Paul, ultimately it isn’t the judge who is “allowing the city …” it is the recorded legal precedent that does so. I don’t disagree with you. Based on his comments recorded by the court reporter, the judge doesn’t disagree with you. Your argument appears to be with the Appellate Court that made the decision in Griffith.
Tiers have much more to do with Article X than they have to do with Article XIII. I’ll re-ask my prior question to you. What makes you believe that the provisions of Article XIII of the California Constitution takes precedence over the provisions of Article X?
Really, Mr. Brady, would you PLEASE turn off your caps lock?
To Matt: I would urge you to review the tapein its entirety, not out of context. Elaine Roberts Musser continually referred to the WL rate structure as untested and open to a lawsuit. Secondly, where do you think the $3.5 million for the reserve fund is going to come from, out of thin air? It will come out of the ratepayers/taxpayers pocket. Exit stage right.
Anon, are you saying that from a lawsuit risk perspective, Elaine had no problems with the variable vs. fixed proportions of an 87/13 rate structure?
Regarding the “untested” nature of an 87/13 structure, Elaine’s stated concern in her public comment proved to be unfounded when both Staff/Bartle Wells and Lemongello/Williams shared the same American Water Works Association’s Water Rate Survey information in their respective presentations. 87/13 is a well established, well tested rate structure used by San Francisco and Palo Alto (90-10), Arcata (87-13), Santa Rosa, Anaheim and Santa Ana (85-15), Santa Barbara, San Diego and Hayward (84-16), and Ventura (82-18), amongst others.

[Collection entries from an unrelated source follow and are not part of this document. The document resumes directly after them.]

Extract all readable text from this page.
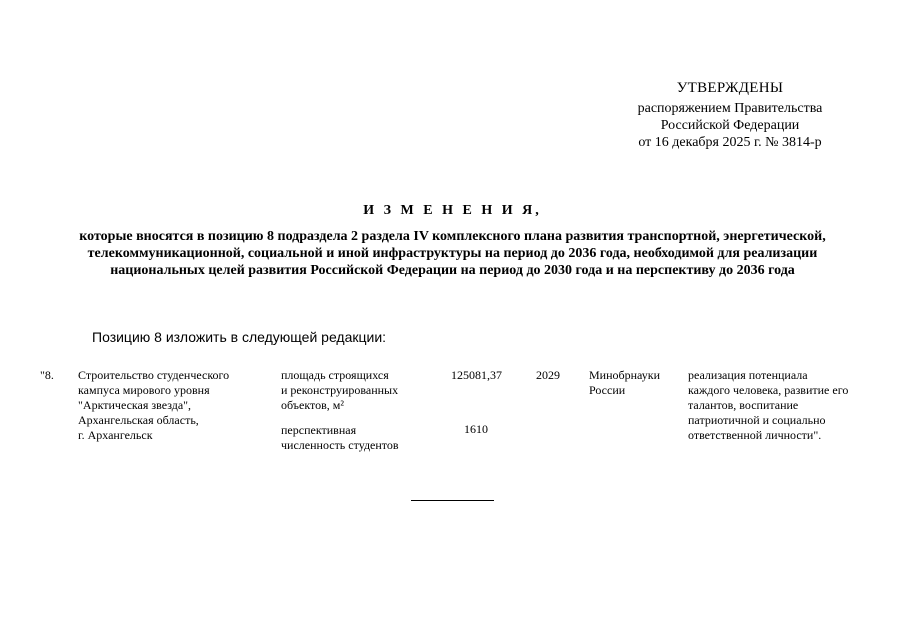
УТВЕРЖДЕНЫ
распоряжением Правительства
Российской Федерации
от 16 декабря 2025 г. № 3814-р
И З М Е Н Е Н И Я,
которые вносятся в позицию 8 подраздела 2 раздела IV комплексного плана развития транспортной, энергетической, телекоммуникационной, социальной и иной инфраструктуры на период до 2036 года, необходимой для реализации национальных целей развития Российской Федерации на период до 2030 года и на перспективу до 2036 года
Позицию 8 изложить в следующей редакции:
"8. Строительство студенческого
кампуса мирового уровня
"Арктическая звезда",
Архангельская область,
г. Архангельск
площадь строящихся
и реконструированных
объектов, м²
перспективная
численность студентов
125081,37
1610
2029 Минобрнауки
России
реализация потенциала
каждого человека, развитие его
талантов, воспитание
патриотичной и социально
ответственной личности".
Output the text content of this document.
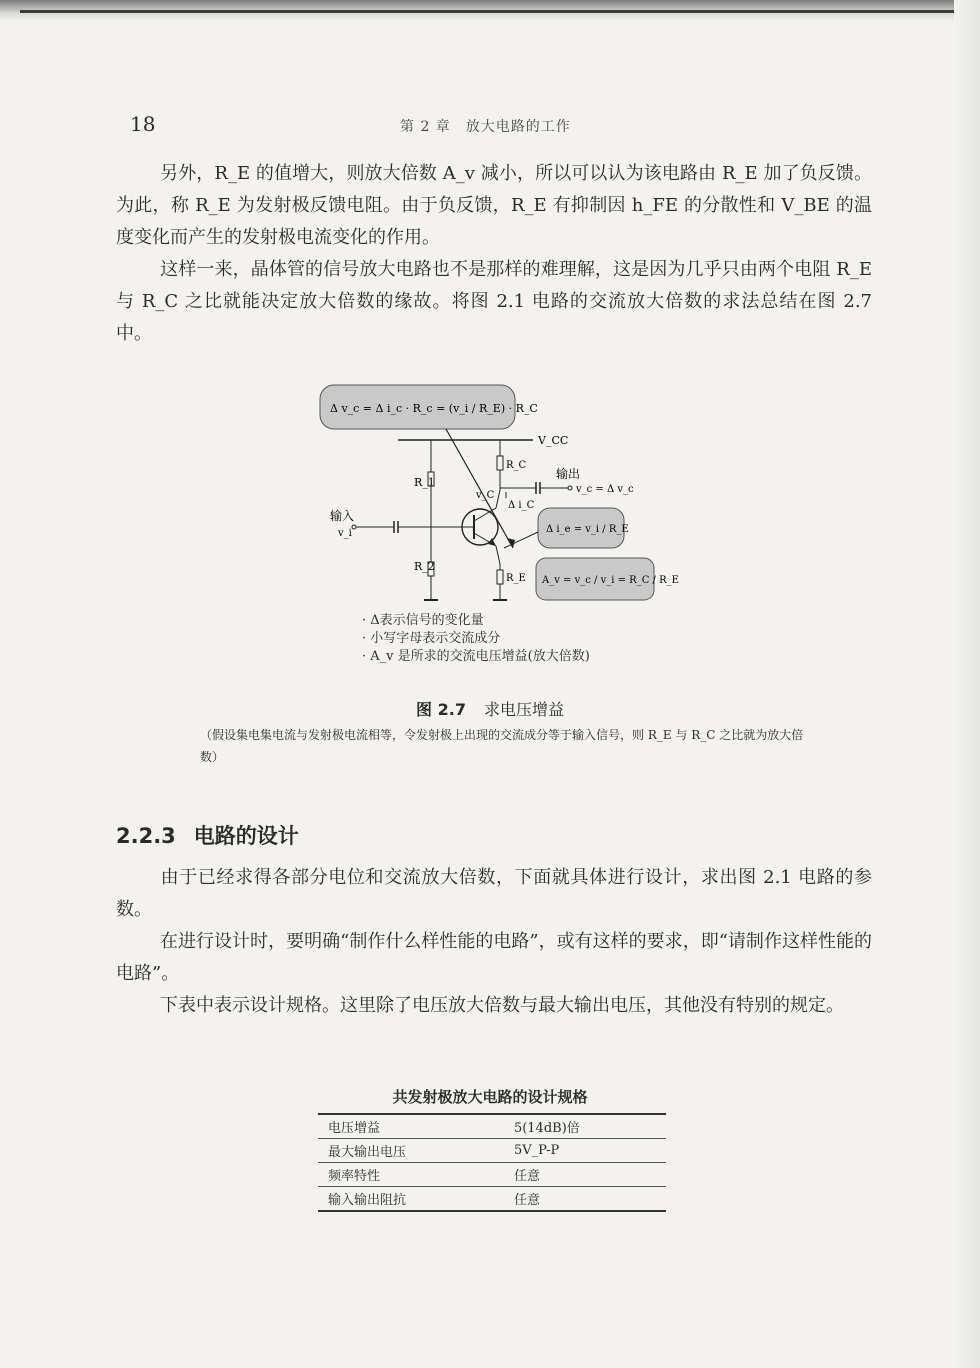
18	第 2 章　放大电路的工作

另外，R_E 的值增大，则放大倍数 A_v 减小，所以可以认为该电路由 R_E 加了负反馈。为此，称 R_E 为发射极反馈电阻。由于负反馈，R_E 有抑制因 h_FE 的分散性和 V_BE 的温度变化而产生的发射极电流变化的作用。

这样一来，晶体管的信号放大电路也不是那样的难理解，这是因为几乎只由两个电阻 R_E 与 R_C 之比就能决定放大倍数的缘故。将图 2.1 电路的交流放大倍数的求法总结在图 2.7 中。

Δ v_c = Δ i_c · R_c = (v_i / R_E) · R_C
V_CC
R_1
R_2
输入
v_i
R_C
v_C
Δ i_C
输出
v_c = Δ v_c
R_E
Δ i_e = v_i / R_E
A_v = v_c / v_i = R_C / R_E
· Δ表示信号的变化量
· 小写字母表示交流成分
· A_v 是所求的交流电压增益(放大倍数)
图 2.7 求电压增益
（假设集电集电流与发射极电流相等，令发射极上出现的交流成分等于输入信号，则 R_E 与 R_C 之比就为放大倍数）
2.2.3 电路的设计

由于已经求得各部分电位和交流放大倍数，下面就具体进行设计，求出图 2.1 电路的参数。

在进行设计时，要明确“制作什么样性能的电路”，或有这样的要求，即“请制作这样性能的电路”。

下表中表示设计规格。这里除了电压放大倍数与最大输出电压，其他没有特别的规定。

共发射极放大电路的设计规格
电压增益	5(14dB)倍
最大输出电压	5V_P-P
频率特性	任意
输入输出阻抗	任意
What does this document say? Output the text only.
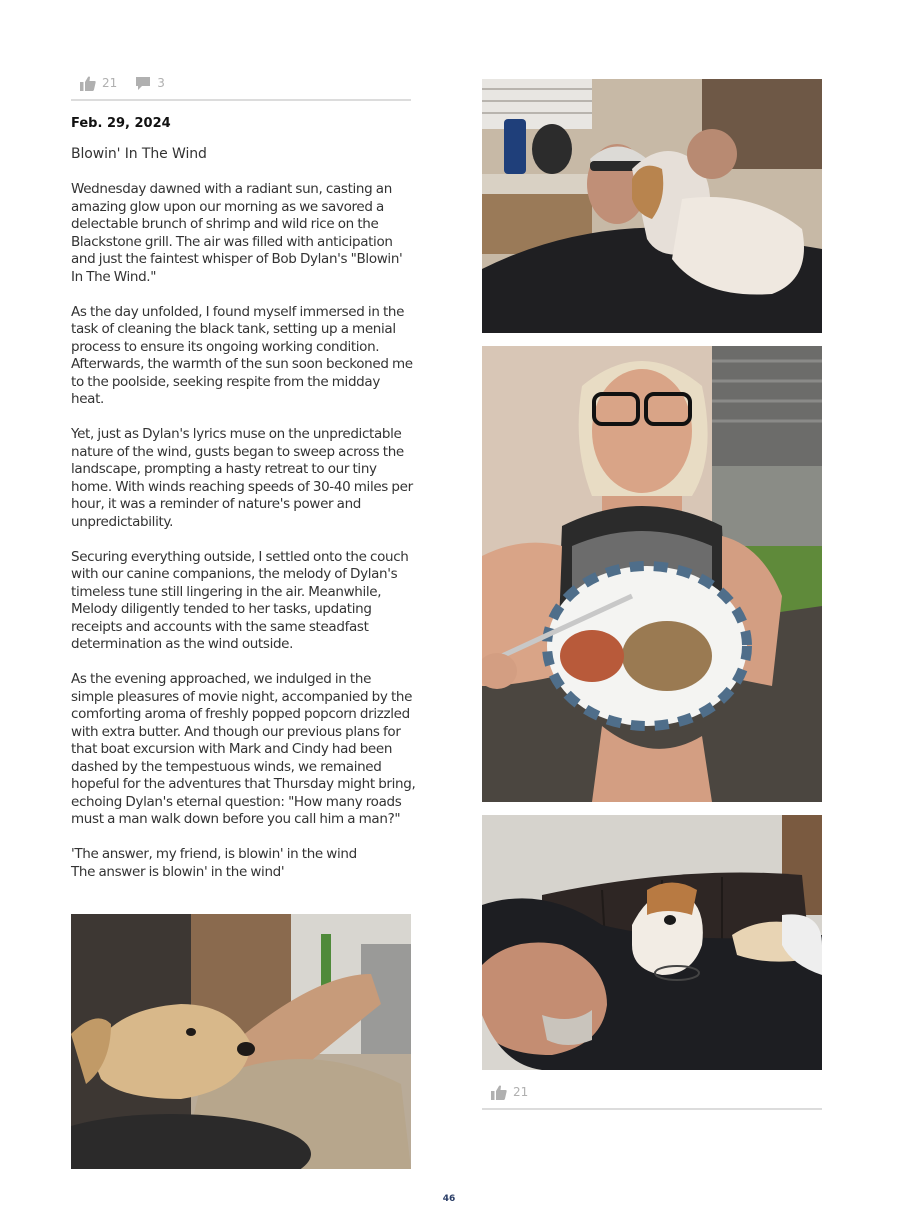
21	3
Feb. 29, 2024
Blowin' In The Wind

Wednesday dawned with a radiant sun, casting an amazing glow upon our morning as we savored a delectable brunch of shrimp and wild rice on the Blackstone grill. The air was filled with anticipation and just the faintest whisper of Bob Dylan's "Blowin' In The Wind."

As the day unfolded, I found myself immersed in the task of cleaning the black tank, setting up a menial process to ensure its ongoing working condition. Afterwards, the warmth of the sun soon beckoned me to the poolside, seeking respite from the midday heat.

Yet, just as Dylan's lyrics muse on the unpredictable nature of the wind, gusts began to sweep across the landscape, prompting a hasty retreat to our tiny home. With winds reaching speeds of 30-40 miles per hour, it was a reminder of nature's power and unpredictability.

Securing everything outside, I settled onto the couch with our canine companions, the melody of Dylan's timeless tune still lingering in the air. Meanwhile, Melody diligently tended to her tasks, updating receipts and accounts with the same steadfast determination as the wind outside.

As the evening approached, we indulged in the simple pleasures of movie night, accompanied by the comforting aroma of freshly popped popcorn drizzled with extra butter. And though our previous plans for that boat excursion with Mark and Cindy had been dashed by the tempestuous winds, we remained hopeful for the adventures that Thursday might bring, echoing Dylan's eternal question: "How many roads must a man walk down before you call him a man?"

'The answer, my friend, is blowin' in the wind

The answer is blowin' in the wind'

21
46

The number of California ratepayers and residents in those respective water districts is beyond substantial, it is impressive. That is some very serious “testing.” I chose not to belabor the inaccuracy of Elaine’s use of the word “untested” in her public comment, but since you brought up that word, it makes sharing the above information appropriate.